A Leave India Notice is a short order directing a foreign national to leave the country within a fixed and usually brief period. It often arrives without explanation and sets a deadline that is difficult to meet. It looks final, but it can be reviewed.
The legal position
A Leave India Notice is an administrative order, typically issued by the Ministry of Home Affairs or the FRRO. Courts have quashed such notices where no reasons were given, where the person was not heard, or where removal was disproportionate to the alleged violation, and have at times stayed the notice or extended the deadline to allow a case to be prepared. The remedy is a writ petition before the High Court, with interim relief sought against enforcement.

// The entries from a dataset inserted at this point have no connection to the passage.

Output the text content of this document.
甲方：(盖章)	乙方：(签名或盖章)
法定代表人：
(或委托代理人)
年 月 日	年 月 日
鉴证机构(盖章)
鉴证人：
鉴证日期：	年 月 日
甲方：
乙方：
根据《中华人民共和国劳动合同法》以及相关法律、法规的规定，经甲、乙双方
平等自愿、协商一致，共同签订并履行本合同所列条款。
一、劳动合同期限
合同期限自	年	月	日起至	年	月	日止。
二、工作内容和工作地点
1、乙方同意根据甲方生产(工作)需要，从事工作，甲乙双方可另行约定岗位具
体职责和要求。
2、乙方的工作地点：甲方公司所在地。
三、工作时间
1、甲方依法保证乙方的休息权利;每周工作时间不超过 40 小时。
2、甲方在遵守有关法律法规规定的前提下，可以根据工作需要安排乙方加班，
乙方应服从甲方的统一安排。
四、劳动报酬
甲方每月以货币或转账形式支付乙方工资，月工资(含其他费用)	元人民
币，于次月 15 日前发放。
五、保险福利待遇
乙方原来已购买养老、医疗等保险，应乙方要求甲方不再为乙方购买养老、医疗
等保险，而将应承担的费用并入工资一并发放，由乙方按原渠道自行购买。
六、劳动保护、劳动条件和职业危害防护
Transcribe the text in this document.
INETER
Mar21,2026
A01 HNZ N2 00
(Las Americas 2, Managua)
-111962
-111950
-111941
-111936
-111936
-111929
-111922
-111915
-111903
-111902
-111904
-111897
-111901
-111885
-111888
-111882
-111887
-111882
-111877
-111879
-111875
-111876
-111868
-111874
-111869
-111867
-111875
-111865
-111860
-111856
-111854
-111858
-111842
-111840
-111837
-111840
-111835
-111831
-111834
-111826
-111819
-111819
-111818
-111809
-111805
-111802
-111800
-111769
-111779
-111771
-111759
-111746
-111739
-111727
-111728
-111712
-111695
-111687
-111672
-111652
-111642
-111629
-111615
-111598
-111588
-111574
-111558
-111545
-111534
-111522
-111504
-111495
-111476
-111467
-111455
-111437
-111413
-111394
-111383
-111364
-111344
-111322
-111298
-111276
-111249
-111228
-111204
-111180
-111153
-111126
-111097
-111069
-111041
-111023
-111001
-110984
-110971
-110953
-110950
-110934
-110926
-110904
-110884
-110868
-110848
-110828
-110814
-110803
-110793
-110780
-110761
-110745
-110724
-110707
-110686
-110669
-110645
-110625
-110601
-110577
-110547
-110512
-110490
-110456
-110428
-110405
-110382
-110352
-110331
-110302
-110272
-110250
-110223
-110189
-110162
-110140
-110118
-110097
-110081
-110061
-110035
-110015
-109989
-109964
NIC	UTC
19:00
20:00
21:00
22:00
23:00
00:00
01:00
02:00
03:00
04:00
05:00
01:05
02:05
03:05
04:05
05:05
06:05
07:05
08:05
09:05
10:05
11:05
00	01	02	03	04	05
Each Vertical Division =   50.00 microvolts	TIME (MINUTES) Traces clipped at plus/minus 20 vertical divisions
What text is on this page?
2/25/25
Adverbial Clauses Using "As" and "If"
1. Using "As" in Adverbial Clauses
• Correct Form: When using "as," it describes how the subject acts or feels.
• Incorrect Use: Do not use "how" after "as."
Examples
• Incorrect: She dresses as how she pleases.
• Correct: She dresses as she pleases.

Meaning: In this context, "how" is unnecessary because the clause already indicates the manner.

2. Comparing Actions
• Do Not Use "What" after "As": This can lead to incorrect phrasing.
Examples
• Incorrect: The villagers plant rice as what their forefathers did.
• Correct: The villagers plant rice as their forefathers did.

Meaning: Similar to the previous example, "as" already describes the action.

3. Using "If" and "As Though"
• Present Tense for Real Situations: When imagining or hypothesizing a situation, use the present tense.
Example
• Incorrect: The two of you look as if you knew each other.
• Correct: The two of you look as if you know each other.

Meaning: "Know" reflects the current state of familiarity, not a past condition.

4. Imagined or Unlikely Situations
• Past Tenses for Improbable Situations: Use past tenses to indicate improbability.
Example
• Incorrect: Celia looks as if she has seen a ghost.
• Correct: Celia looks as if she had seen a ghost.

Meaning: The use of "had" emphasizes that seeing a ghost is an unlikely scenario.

How this practice handles it
Because the deadline is short, the consultation and, where appropriate, the filing are handled quickly. A paid consultation reviews the notice, the deadline, and the documents, and advises whether a stay is realistic. Where it is, the petition is framed and filed without delay. Work is conducted directly by a lawyer, through lawful means.
Related reading
Leave India Notices: What They Mean and How to Respond and How to Challenge Immigration Orders in the High Court.
Common questions
The notice gives me seven days. What now?
Act immediately. Only a court can stay enforcement, and the petition should be filed before the deadline, not after it.
Will ignoring the notice help?
No. Missing the deadline can lead to detention and removal. The response is to challenge it, not to wait.
Can the deadline be extended?
Sometimes. Courts have extended deadlines or stayed notices where there were grounds. It is not automatic.